Я шел по Женеве. Я понимал, что возмужал, обогатился опытом, акклиматизировался в немецкой среде, сознавал, что если мне что-то и удалось сделать полезного в 41-м году, то в 42-м сделано больше, и, пожалуй, с каждым днем острее сознаю себя разведчиком…

У меня не было задания Центра. Я сам для себя был Центром. Сам ставил перед собой задание, разрабатывал его и воплощал в жизнь. Борьба с нашествием фашизма - была моим солдатским и гражданским долгом, и я был верен этому долгу. Нравственный мой долг обязывал также бороться, терпеть муки и лишения, порой надо было жертвовать собой ради благополучия других. Самосознание, моральные принципы были заложены во мне самой человеческой природой.

Я сознавал, что ведя свою "тайную войну", либо одержу победу, либо погибну. Третьего не дано. Тогда, в ту пору, я не знал и не мог знать, что впереди ждет меня не женитьба на дочери миллионера, не райская жизнь на Западе, а… Лефортовская тюрьма в родной Москве, где после войны я пробыл в камере ровно три года, до полного изнеможения… И это тяжелейшее испытание я тоже выдержал, не сдался, не сломился.

…В камере-одиночке всегда горел свет.
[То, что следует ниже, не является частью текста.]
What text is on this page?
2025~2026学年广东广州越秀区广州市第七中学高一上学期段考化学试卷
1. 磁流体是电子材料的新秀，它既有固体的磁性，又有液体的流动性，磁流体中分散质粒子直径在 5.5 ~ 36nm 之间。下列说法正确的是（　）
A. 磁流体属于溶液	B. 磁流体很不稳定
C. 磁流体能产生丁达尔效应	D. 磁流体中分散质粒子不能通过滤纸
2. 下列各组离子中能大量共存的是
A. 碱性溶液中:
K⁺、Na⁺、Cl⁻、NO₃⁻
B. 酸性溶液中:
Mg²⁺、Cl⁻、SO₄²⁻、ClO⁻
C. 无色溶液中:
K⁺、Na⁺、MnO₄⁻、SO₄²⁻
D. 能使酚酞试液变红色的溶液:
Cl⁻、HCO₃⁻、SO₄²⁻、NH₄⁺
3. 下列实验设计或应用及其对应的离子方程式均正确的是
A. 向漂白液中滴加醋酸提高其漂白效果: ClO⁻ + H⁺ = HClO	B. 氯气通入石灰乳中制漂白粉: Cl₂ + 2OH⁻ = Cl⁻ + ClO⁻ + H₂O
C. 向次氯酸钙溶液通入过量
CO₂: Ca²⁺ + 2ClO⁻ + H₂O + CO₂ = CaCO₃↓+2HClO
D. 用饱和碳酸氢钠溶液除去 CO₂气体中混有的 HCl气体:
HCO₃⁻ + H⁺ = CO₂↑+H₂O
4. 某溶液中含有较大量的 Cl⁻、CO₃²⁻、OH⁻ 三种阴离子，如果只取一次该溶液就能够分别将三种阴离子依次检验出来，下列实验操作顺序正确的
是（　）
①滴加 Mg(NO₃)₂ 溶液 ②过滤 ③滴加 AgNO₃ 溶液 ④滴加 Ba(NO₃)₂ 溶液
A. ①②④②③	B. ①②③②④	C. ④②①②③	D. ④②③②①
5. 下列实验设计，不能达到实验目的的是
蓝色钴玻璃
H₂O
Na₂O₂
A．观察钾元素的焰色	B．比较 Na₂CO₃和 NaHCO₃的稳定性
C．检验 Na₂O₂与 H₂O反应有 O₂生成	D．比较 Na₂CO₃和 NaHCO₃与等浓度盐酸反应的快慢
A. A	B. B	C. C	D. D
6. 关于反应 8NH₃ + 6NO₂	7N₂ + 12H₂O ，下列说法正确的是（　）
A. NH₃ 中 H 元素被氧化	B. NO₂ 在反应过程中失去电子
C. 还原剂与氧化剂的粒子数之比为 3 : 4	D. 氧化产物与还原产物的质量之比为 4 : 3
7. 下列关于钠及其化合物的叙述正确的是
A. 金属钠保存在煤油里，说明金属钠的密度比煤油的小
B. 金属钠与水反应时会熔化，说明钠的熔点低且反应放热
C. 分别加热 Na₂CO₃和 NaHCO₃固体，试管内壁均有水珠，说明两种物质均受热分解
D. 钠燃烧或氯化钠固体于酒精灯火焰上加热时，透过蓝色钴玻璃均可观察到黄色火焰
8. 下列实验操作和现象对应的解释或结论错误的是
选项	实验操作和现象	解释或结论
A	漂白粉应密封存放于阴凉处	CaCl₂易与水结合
Поэтому я никогда не знал, который час. Наверху под потолком над стеной небольшое зарешетчатое окно под козырьком. Неба не видно. Рядом с дверью параша с крестообразной металлической пластинкой и дыркой посередине. Сесть на парашу можно, но с опаской. Едва услышишь стук - вставай, не то - карцер. Неделю сидеть на цементном полу на хлебе и воде. Я там уже бывал. Никто из моих родных не знал, что я здесь неподалеку от них - в Лефортово. И что умерла моя мать, я тоже не знал. Сесть в камере было не на что: ни стула, ни табуретки, ни кровати. О столе и думать нечего, и читать не дают. Словом, стой или ходи. А сколько можно ходить? Камера, кроме параши, - пуста. Вот целый день и хожу. Со временем стали отекать ноги - если долго стою на месте. Поэтому надо только ходить. Ходить и ходить, как маятник: семь шагов к двери и семь шагов обратно к стене. Я отшагал, наверное, сотни тысяч километров по этой одиночной камере. Не помню, чтобы хоть один раз мылся или был в бане. Совершенно выпало из памяти, остальное помню отчетливо. Питание слабое. В глазок на меня всегда смотрит бдительный глаз. Со мной никто не имел права разговаривать. Я задавал вопрос, никто на него не отвечал: ни врач, ни охранник, ни конвоир, который раз в сутки выводил меня на прогулку на один час, и там я тоже ходил…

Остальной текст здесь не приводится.